Sunday, May 29, 2011
Turning kitchen warrior
I cringe at the thought of washing the dishes. Oh, let me correct that: I cringed at the thought of washing the dishes. Had I blogged about it yesteday, the present tense would have been appropriate. But our household helper coming back today seems to make all the difference as to my sentiments toward this chore...
It is really something I am still trying to understand. Several days ago, I felt I needed help. I had come to dread the hour or so before lunch time or dinner time only because that would mean I would have to do the dishes soon after. I didn't understand the change in sentiment -- I had come to like dishwashing and to accept it as a normal part of family life (only when our househelper is away for days or weeks, though).
I had even looked forward to carrying out this duty especially when I had been gone the whole day and thus would only have the dishwashing as my contribution to the upkeep of the home for that day.
But about a week ago started the dishwashing-dreading. "I need help in making dishwashing more appealing," I told some online friends. Till then I had already gone through quite a lot of musical genres to accompany me at the sink (Beatles, classical, movie themes -- but I had grown fond of Vivaldi and Mozart playing in the background while I worked the suds; they seem to emphasize the dignity of housework somehow, and bolster my enthusiasm for the task at hand). But procrastinating till almost midnight before finally facing a dirty stack of china meant I needed help!
"Dance the cha-cha while washing the dishes?" someone suggested.
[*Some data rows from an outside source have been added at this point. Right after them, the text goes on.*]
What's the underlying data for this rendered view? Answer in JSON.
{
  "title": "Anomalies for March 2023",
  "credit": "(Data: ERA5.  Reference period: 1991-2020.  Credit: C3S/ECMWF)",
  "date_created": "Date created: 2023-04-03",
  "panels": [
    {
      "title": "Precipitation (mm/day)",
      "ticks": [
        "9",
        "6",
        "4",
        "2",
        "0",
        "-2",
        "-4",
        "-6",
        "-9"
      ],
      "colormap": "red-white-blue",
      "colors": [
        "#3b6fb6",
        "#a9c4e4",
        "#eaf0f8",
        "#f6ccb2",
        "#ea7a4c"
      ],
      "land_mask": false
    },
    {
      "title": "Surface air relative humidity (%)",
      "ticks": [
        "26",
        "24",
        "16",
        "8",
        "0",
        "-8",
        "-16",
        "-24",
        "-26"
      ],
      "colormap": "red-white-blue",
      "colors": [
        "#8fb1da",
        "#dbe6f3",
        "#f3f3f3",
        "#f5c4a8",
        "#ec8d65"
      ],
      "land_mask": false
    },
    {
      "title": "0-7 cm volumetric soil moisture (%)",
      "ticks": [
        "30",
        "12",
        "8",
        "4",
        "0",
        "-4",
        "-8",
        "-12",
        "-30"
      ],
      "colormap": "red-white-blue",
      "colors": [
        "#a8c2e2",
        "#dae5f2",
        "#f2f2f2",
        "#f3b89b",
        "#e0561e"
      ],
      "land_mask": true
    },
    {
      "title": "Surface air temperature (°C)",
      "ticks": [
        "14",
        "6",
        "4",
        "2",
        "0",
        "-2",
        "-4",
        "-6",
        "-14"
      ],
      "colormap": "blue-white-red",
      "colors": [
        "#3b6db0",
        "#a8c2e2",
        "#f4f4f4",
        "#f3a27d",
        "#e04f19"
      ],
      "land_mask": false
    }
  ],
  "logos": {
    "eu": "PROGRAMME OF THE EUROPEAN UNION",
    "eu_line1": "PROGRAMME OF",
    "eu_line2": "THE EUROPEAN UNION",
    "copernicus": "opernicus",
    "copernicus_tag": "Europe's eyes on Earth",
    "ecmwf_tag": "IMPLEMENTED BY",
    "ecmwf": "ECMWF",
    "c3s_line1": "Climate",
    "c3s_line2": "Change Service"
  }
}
That was an amusing thought, and to my mind it posed a challenge in keeping the suds off the floor.
"Why don't you play 'Handel's Messiah' while you're at it?" another one proposed. I had done that before, I replied, but yes...it did put a certain "ooomph" into my spirits every time I was all set to conquer the dirty dishes and helped me remember the truth that every kind of honest work carries with it a certain dignity. So, no matter how menial household chores seemed to feel at times, listening to the Halleluia chorus was a welcome reminder of work well done being a good thing to offer to the One who blessed me with hands to work with in the first place.
Somehow the Hail Mary -- the words that the Angel Gabriel uttered to the mother of Jesus when it was made known to her that she had been chosen for a very special mission in the story of salvation -- found its way into the conversation. I had asked for a Tagalog translation and someone provided it. I figured, since I hadn't memorized it, might as well work on it while scrubbing dinner plates.
Feeling irked by the prospect of dishwashing got me really thinking. I mean, if I could enjoy chores one day and almost loathe them the next, where's the stability in that? And what if it graduates to more important things, like marriage? It's a fact that marriage is no walk in the park and that efforts are necessary to live it as it is meant to be.
Just like dishwashing, living one's lifelong commitment is bound to feel boring once in a while. Should that be surprising? I suppose not (so why am I puzzled by my sudden desire to flash the "talk to the hand" stance at dirty dishes that await me?). Maybe because knowing it and experiencing it are two different things. And though I uttered no vows to declare a lifelong commitment to dishwashing, the same principle stands: the beauty of keeping at it regardless of how one feels about the whole thing. I hope a married person gets to read this sometime in the midst of a rocky stage in the relationship, and take home the point that marriage indeed is a bed of roses -- which means the presence of thorns. And they will make themselves felt from time to time. But that doesn't take away the beauty and the value of the bouquet that is meant to last a lifetime.
I doubt it if I'll ever think of household chores as beautiful bouquets of roses, but who knows? When mopping the floor -- even when done for one's family -- gets to feel too much like drudgery, one's imagination can actually save the day and issue reminders that go beyond "This, too, shall pass." Reminders such as "We can do no great things; only small things with great love." And how can that not make a mop, a dirty dish or a sponge look like a challenge worth conquering (and a conquerable challenge at that)?